'Futuro será a morte', diz mãe de um dos suspeitos de tentar assaltar loja

Primos foram presos, nesta sexta-feira, no Centro, e um policial do Bope foi ferido no braço

Por O Dia

Rio - "Se não saírem desta vida, o futuro será a morte", lamentou a mãe de Jeferson Lúcio Inácio, de 26 anos, um dos suspeitos de tentar assaltar uma loja de telefonia celular, nesta sexta-feira, na Avenida Rio Branco, no Centro. Ele e seu primo, David de Souza Lucio, de 24 anos, foram presos e um sargento do Batalhão de Operações Especiais (Bope) foi baleado no braço. O militar que estava de folga e deixava o local, reagiu. Entretanto, não houve troca de tiros. Ele foi encaminhado para o Hospital Central da Polícia Militar, no Estácio, e apresenta quadro de saúde estável.

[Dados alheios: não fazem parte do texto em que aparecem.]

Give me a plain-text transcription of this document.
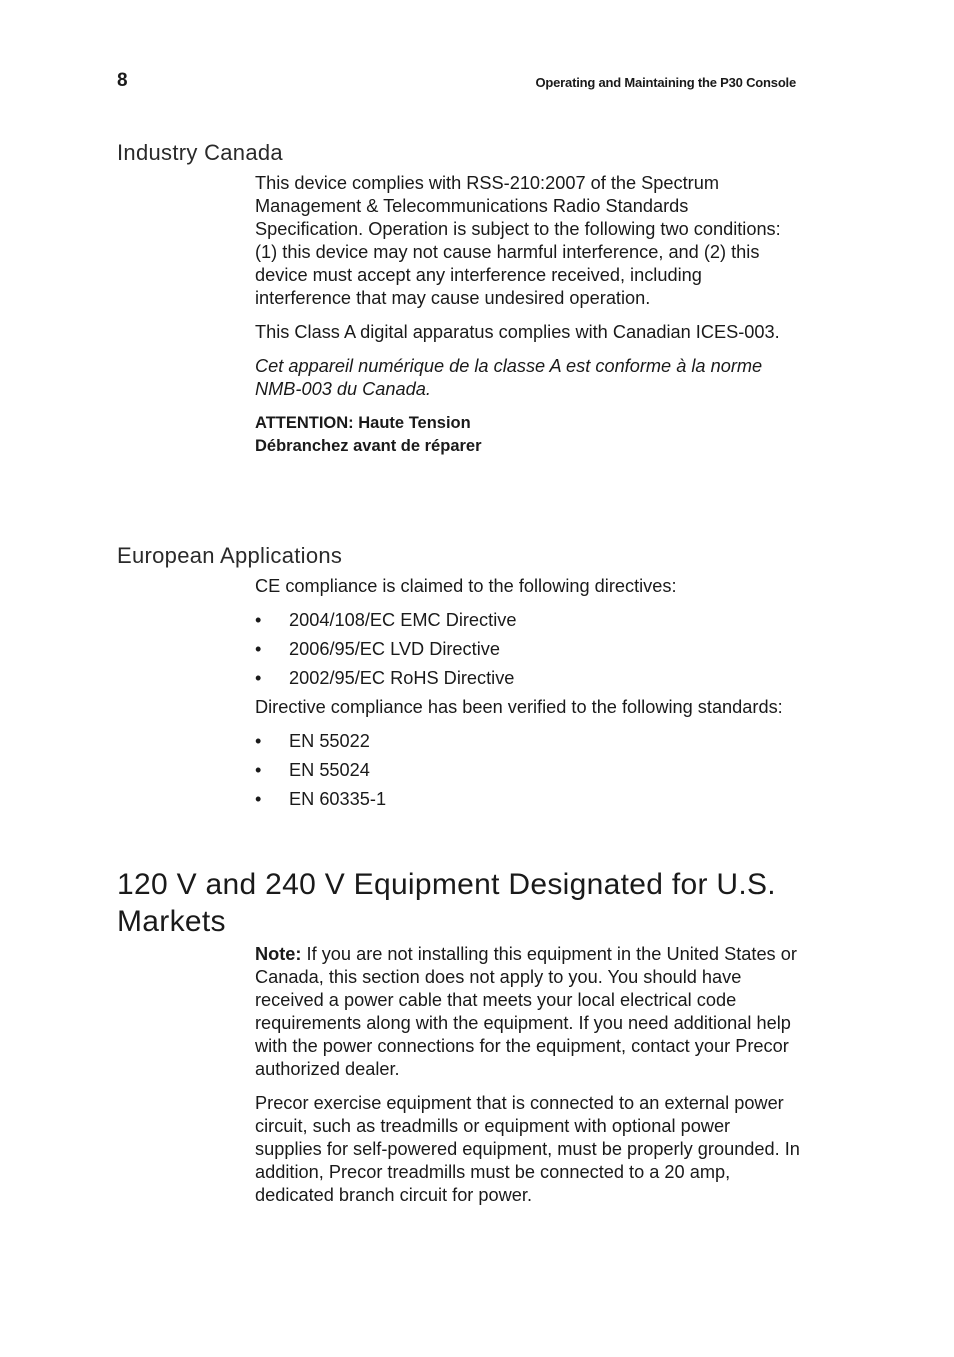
8	Operating and Maintaining the P30 Console
Industry Canada

This device complies with RSS-210:2007 of the Spectrum Management & Telecommunications Radio Standards Specification. Operation is subject to the following two conditions: (1) this device may not cause harmful interference, and (2) this device must accept any interference received, including interference that may cause undesired operation.

This Class A digital apparatus complies with Canadian ICES-003.

Cet appareil numérique de la classe A est conforme à la norme NMB-003 du Canada.

ATTENTION: Haute Tension
Débranchez avant de réparer
European Applications

CE compliance is claimed to the following directives:

• 2004/108/EC EMC Directive
• 2006/95/EC LVD Directive
• 2002/95/EC RoHS Directive

Directive compliance has been verified to the following standards:

• EN 55022
• EN 55024
• EN 60335-1
120 V and 240 V Equipment Designated for U.S. Markets

Note: If you are not installing this equipment in the United States or Canada, this section does not apply to you. You should have received a power cable that meets your local electrical code requirements along with the equipment. If you need additional help with the power connections for the equipment, contact your Precor authorized dealer.

Precor exercise equipment that is connected to an external power circuit, such as treadmills or equipment with optional power supplies for self-powered equipment, must be properly grounded. In addition, Precor treadmills must be connected to a 20 amp, dedicated branch circuit for power.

Tentativa de assalto assustou quem passava pelo Centro do Rio na manhã desta sexta-feiraReprodução / Facebook Rio de Nojeira

De acordo com o cabo da Unidade de Polícia Pacificadora (UPP) do Parque Proletário, André Koyama, que participou da prisão dos suspeitos, os suspeitos efetuaram cerca de cinco disparos e se renderam ao avistar o cerco feito por policiais. “Vi o policial do Bope cercando o local e resolvi ajudar. Logo depois chegaram mais PMs. A arma de um deles travou. Só os bandidos atiraram”, afirmou.

De acordo com o delegado de Marcelo Carregosa, da 5ª DP (Mem de Sá), Jeferson e David foram presos em flagrante por latrocínio tentado e constrangimento ilegal.

Sobre o policiamento no Centro, a assessoria da PM informou que: ‘desde dezembro a Polícia Militar reforçou o policiamento no Centro da Cidade e vem atuando em conjunto com os órgãos municipais para continuar reduzindo os índices de criminalidade da região’.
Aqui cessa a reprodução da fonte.